Direktur Eksekutif GIMNI Sahat Sinaga mengakui telah bertemu dengan KPPU pada 18 Januari lalu untuk menjelaskan persoalan ihwal mahalnya harga minyak. Dalam paparannya, GIMNI menyatakan semua industri minyak goreng dalam negeri atau pemakai minyak sawit selalu berpedoman pada harga CPO yang dikeluarkan oleh PT. Kharisma Pemasaran Bersama Nusantara (KPBN) secara harian.
“KPBN adalah unit usaha dari BUMN, bukan swasta. Harga CPO harian (yang dikeluarkan KPBN) selalu mengacu (harga) di Dumai atau Belawan dan mengacu pada harga KLCX ( Kuala Lumpur) dan Rotterdam,” ujar Sahat.
Mengacu harga tersebut, komoditas CPO telah mengalami peningkatan sejak Mei 2020 hingga 20 Januari 2022 dari Rp 6.742 per kilogram menjadi Rp 15.120 per kilogram alias naik 224 persen. Kenaikan terjadi karena suplai yang berkurang dan permintaan global yang sangat tinggi.
Dengan penentuan harga CPO yang mengacu pada KPBN, Sahat mengatakan kecil kemungkinan industri domestik kongkalingkong. “Jadi ini tak ubahnya tukang jahit, yang bila harga kain naik, otomatis harga jual tinggi,” katanya.
Selain itu, dia menampik mayoritas industri hilir minyak goreng terintegrasi atau terafiliasi dengan perkebunan sawit milik besar.
Ukay sebelumnya menduga pemain besar minyak goreng di dalam negeri terintegrasi dengan kelompok usaha perkebunan kelapa sawit dan beberapa produk turunannya.
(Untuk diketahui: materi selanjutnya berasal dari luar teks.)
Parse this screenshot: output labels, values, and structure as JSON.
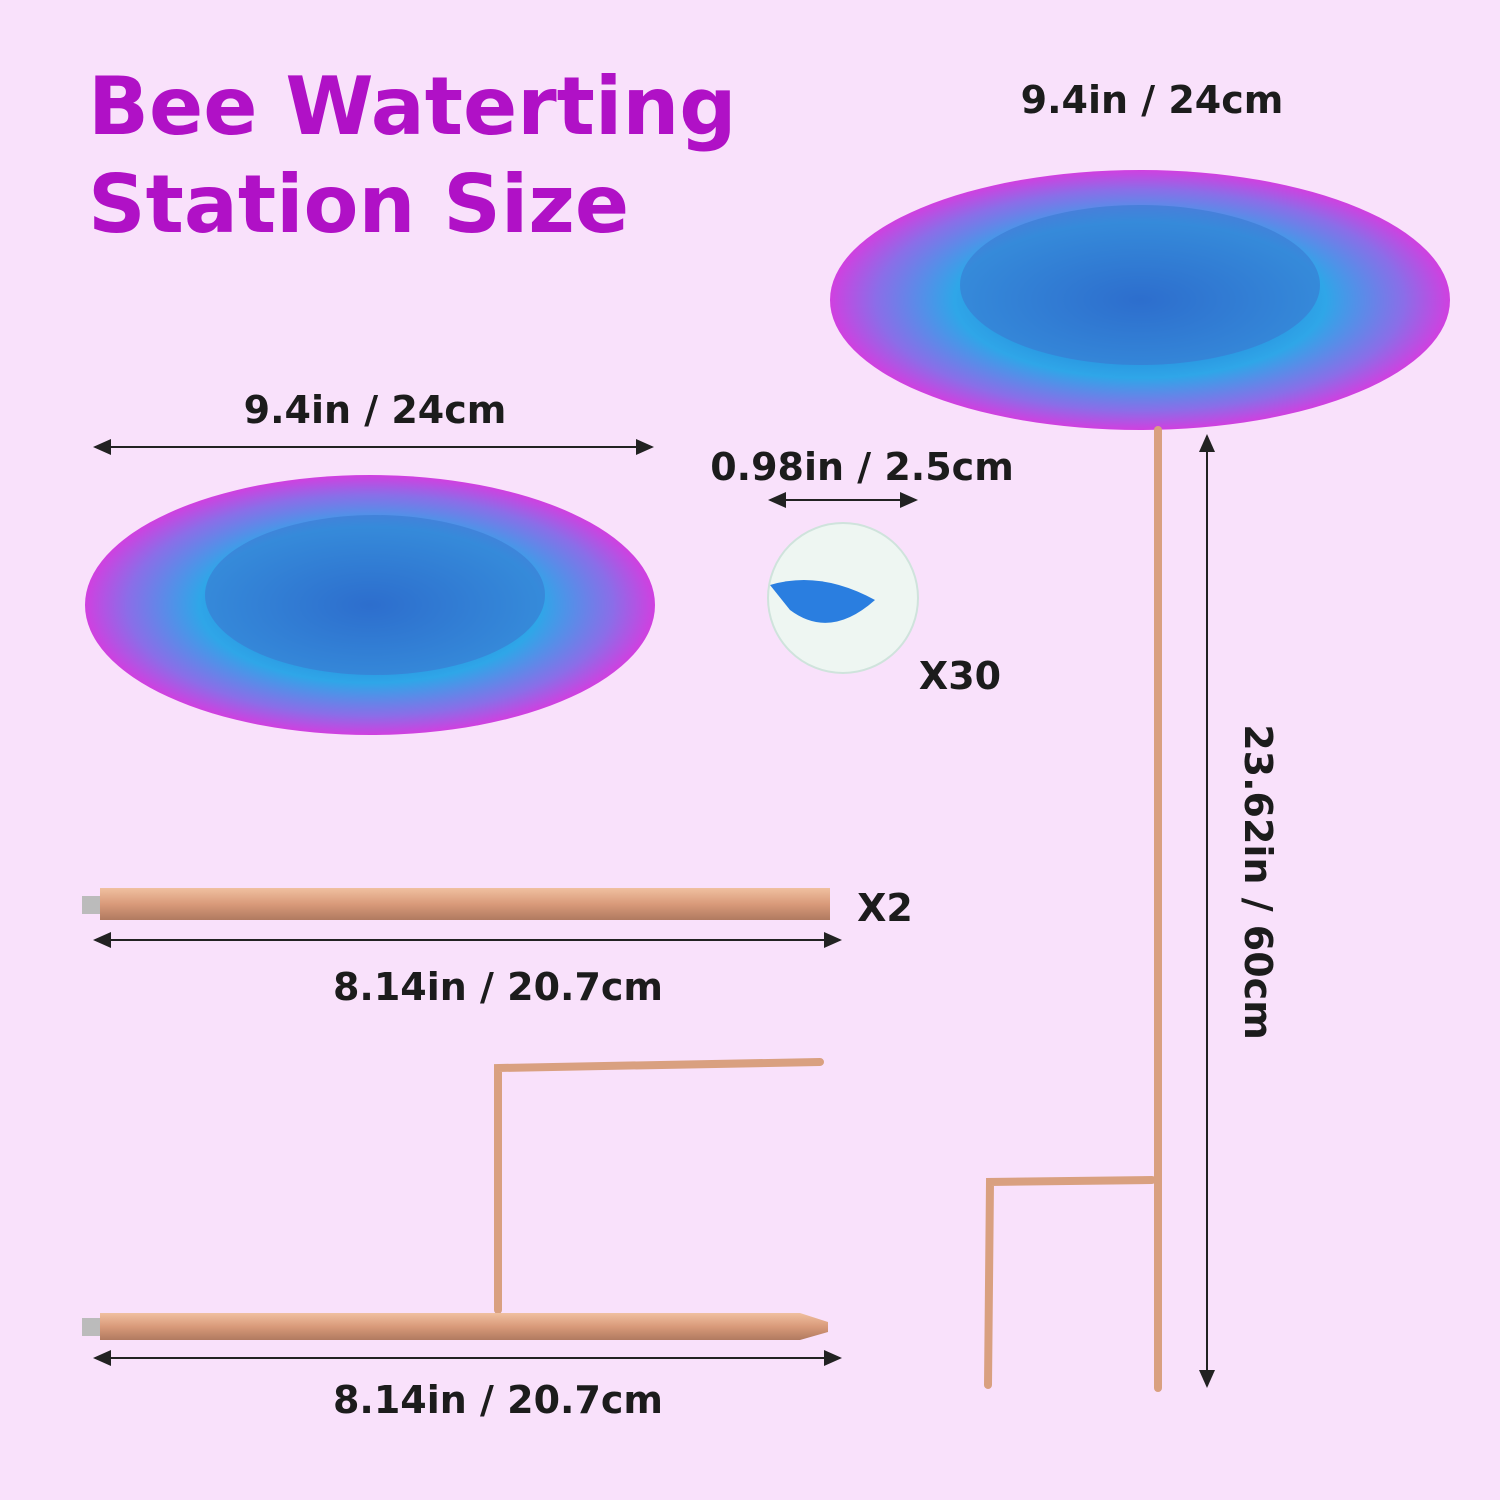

Artinya masing-masing industri minyak goreng jumbo umumnya memiliki kebun sawit.
Kondisi ini menjadi pendorong bagi industri menaikkan harga secara bersamaan selepas harga CPO naik. “Kalau pun CPO untuk produksi minyak tidak dinaikkan, pabrik minyak gorengnya akan tetap untung,” tutur dia.
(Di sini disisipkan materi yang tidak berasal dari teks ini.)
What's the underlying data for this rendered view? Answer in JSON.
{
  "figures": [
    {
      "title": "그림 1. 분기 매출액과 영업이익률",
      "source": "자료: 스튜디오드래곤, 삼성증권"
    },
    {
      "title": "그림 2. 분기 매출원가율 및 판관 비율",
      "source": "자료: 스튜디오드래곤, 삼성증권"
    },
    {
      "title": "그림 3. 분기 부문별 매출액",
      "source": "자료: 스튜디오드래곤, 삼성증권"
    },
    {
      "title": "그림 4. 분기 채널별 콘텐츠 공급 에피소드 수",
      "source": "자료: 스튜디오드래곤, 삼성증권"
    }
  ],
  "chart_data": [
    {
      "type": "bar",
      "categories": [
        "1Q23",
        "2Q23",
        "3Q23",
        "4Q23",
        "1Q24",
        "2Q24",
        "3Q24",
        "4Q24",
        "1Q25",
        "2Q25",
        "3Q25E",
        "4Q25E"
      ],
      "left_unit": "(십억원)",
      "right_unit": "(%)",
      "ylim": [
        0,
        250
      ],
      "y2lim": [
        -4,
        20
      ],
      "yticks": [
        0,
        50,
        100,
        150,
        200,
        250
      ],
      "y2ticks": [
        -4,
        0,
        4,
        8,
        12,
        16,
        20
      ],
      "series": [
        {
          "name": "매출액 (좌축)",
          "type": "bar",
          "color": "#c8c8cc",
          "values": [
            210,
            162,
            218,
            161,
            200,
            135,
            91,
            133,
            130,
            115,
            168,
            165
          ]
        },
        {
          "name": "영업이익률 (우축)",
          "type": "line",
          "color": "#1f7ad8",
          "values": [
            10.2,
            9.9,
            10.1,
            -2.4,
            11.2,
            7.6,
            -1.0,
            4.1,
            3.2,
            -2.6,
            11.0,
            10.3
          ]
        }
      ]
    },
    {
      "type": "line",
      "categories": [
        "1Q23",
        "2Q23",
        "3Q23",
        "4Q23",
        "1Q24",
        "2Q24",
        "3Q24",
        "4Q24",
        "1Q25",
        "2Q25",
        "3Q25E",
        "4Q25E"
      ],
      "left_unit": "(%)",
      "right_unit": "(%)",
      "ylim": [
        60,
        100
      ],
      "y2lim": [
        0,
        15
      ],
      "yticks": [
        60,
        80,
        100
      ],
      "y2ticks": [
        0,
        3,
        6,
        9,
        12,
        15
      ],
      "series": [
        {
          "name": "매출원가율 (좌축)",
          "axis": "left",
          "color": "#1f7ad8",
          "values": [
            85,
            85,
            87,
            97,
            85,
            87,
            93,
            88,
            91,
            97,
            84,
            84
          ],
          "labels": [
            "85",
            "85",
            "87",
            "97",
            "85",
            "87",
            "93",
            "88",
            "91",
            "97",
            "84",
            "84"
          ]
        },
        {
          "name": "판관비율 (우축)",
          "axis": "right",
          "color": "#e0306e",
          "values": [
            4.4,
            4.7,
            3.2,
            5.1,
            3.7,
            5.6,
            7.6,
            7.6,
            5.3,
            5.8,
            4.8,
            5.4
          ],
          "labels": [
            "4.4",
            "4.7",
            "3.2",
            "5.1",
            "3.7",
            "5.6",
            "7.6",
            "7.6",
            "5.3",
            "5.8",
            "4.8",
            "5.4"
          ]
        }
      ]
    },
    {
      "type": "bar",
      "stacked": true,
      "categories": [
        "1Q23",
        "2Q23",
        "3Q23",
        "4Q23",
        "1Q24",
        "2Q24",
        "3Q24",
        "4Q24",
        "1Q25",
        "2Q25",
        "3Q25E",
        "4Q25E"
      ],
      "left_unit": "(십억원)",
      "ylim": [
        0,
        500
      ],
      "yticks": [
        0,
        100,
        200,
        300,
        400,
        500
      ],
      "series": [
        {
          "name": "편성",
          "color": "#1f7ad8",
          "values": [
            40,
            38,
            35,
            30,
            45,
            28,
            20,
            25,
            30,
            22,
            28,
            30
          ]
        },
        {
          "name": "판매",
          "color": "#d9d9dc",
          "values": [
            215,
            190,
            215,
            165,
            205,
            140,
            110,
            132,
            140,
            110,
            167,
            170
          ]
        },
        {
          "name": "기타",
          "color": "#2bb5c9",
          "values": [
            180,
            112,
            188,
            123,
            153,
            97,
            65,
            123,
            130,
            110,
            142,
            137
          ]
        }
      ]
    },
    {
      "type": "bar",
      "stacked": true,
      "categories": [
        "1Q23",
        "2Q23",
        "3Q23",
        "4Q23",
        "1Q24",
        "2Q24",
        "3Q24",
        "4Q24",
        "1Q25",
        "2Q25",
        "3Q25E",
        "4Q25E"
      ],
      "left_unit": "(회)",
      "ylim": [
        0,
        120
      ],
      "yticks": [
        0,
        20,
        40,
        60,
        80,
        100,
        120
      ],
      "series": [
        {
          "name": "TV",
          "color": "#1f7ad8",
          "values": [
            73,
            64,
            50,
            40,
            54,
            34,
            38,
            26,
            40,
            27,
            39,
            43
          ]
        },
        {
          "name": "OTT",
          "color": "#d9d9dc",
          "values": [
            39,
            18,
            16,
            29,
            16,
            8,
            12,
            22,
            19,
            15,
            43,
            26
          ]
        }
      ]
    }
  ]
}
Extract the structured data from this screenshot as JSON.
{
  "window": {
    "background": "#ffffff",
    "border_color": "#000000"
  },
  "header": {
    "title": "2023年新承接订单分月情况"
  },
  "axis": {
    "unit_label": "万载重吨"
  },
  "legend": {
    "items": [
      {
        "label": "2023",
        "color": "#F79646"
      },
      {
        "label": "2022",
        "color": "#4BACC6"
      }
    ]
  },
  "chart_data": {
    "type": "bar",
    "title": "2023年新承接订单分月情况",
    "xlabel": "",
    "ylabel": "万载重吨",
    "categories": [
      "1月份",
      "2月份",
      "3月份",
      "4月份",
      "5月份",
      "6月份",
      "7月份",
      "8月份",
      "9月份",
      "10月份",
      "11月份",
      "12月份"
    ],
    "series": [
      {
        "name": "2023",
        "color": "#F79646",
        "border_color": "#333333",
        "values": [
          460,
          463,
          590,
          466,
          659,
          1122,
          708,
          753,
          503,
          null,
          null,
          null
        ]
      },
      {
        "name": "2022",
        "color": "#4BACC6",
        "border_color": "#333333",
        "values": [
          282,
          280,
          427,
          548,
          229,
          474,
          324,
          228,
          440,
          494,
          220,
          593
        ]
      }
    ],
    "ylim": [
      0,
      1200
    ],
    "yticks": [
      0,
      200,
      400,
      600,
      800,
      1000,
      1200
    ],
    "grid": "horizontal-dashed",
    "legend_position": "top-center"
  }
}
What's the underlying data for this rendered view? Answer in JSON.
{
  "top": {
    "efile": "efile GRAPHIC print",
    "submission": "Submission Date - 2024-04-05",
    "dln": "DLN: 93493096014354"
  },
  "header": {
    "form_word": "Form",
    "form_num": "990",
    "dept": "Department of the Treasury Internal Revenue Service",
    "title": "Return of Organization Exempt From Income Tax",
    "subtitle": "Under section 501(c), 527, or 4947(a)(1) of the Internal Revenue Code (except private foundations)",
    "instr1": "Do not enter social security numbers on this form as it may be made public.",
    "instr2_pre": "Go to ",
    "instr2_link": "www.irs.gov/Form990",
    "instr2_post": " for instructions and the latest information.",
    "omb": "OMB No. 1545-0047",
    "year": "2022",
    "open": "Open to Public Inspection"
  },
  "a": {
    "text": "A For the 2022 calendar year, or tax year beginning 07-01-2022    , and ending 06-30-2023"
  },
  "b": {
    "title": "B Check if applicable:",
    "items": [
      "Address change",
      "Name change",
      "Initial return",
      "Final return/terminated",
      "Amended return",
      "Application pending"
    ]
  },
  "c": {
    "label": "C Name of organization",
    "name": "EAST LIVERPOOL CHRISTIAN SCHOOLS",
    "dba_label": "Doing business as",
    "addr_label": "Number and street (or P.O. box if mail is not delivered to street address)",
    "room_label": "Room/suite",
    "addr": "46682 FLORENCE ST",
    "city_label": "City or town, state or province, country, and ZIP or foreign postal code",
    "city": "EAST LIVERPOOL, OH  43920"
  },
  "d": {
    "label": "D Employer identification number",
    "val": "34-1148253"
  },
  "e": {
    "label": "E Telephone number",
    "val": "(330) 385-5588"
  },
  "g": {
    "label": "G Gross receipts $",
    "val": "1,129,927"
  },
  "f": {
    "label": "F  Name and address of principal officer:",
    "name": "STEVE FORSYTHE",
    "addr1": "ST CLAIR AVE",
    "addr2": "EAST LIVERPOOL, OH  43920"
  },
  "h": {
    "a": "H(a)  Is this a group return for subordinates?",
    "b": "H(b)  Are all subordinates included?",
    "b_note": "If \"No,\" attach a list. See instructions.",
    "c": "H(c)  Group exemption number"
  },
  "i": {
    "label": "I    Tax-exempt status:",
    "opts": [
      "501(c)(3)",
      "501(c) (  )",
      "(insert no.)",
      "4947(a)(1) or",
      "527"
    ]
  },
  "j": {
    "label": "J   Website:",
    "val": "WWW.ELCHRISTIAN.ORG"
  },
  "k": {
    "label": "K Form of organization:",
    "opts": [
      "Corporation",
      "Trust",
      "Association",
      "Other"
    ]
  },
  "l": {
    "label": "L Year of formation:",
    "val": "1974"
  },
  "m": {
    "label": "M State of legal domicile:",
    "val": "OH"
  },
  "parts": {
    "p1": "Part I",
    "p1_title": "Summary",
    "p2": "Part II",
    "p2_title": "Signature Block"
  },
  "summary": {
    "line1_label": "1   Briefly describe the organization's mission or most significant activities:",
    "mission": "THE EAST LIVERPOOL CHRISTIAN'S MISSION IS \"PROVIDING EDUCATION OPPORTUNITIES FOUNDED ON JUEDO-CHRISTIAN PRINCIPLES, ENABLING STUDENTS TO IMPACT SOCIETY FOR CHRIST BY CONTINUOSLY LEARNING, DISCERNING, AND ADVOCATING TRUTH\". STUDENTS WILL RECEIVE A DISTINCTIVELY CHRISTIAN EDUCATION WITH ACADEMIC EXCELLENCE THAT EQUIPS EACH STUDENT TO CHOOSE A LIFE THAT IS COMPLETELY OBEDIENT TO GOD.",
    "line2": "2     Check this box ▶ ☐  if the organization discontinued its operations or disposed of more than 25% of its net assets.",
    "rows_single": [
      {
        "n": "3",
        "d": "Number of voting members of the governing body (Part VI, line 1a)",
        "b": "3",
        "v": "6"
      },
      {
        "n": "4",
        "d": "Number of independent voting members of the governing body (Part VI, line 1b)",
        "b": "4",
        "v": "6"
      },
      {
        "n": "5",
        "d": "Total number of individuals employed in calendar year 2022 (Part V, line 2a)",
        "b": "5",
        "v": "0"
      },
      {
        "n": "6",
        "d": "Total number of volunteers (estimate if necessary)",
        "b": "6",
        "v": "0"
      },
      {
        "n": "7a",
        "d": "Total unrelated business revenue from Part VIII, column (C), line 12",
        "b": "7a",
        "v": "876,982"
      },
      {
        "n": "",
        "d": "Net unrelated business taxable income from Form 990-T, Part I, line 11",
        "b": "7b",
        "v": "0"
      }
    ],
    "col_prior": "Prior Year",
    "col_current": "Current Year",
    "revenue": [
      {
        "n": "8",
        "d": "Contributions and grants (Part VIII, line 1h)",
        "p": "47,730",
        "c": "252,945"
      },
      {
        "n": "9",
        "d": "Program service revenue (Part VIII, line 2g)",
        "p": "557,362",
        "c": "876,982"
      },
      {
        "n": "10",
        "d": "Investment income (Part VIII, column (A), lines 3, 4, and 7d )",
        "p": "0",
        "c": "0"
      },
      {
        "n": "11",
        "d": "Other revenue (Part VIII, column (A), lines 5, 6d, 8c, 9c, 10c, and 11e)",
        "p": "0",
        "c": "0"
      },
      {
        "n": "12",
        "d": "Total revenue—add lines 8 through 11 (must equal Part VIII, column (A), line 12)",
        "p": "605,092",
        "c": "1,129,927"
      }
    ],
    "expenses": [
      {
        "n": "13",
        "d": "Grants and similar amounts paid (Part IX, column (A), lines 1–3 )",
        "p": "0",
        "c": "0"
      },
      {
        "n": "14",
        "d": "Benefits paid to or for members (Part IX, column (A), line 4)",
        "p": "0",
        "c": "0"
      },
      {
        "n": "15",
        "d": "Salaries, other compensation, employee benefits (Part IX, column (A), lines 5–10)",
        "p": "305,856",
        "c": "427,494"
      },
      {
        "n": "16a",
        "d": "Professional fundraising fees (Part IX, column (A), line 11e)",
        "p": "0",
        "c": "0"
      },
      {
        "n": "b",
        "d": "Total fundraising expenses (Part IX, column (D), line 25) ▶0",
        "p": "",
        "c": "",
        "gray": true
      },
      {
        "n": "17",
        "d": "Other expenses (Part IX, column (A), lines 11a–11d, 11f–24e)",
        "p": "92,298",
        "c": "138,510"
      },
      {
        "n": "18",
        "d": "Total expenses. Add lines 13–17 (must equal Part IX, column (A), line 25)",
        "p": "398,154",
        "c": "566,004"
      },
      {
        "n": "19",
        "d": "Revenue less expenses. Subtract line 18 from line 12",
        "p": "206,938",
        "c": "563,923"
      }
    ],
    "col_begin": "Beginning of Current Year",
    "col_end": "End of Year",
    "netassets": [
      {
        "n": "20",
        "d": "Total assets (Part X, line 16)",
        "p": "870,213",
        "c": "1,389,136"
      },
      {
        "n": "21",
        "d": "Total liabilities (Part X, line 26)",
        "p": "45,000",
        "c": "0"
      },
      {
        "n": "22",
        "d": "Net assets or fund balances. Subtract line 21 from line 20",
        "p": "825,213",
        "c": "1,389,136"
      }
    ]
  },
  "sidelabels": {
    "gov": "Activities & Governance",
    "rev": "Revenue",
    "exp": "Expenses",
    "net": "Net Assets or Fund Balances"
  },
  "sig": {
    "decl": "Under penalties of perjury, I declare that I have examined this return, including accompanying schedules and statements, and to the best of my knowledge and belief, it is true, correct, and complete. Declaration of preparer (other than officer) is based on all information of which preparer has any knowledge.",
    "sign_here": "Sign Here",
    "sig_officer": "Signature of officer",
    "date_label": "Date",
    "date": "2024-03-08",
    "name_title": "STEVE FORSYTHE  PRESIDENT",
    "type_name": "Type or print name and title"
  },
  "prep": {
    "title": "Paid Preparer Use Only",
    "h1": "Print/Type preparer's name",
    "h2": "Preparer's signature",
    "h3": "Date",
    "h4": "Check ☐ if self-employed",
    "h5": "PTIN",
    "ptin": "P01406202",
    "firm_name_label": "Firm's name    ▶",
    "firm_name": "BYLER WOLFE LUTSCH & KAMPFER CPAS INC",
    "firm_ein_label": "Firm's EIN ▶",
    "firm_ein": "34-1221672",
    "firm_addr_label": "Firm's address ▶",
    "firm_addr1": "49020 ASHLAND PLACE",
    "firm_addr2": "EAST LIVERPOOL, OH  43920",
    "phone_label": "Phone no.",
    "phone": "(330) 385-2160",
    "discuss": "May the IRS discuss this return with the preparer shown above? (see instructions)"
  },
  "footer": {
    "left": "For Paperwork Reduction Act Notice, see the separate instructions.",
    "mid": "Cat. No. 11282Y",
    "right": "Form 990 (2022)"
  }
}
Ukay menyebut KPPU masih akan mendalami penelitian mengenai dugaan adanya kartel di industri minyak goreng. Data yang ada saat ini, kata dia, akan menjadi pintu masuk bagi KPPU untuk melanjutkan proses ke arah penyelidikan.
Baca berita dengan sedikit iklan, klik disini
FRANCISCA CHRISTY ROSANA
Baca juga: KPPU: Ada Sinyal Kartel atas Kenaikan Harga Minyak Goreng
Baca berita dengan sedikit iklan, klik di sini
Baca berita dengan sedikit iklan, klik disini
Selalu update info terkini. Simak breaking news dan berita pilihan dari Tempo.co di kanal Telegram “Tempo.co Update”. Klik https://t.me/tempodotcoupdate untuk bergabung. Anda perlu meng-install aplikasi Telegram terlebih dahulu.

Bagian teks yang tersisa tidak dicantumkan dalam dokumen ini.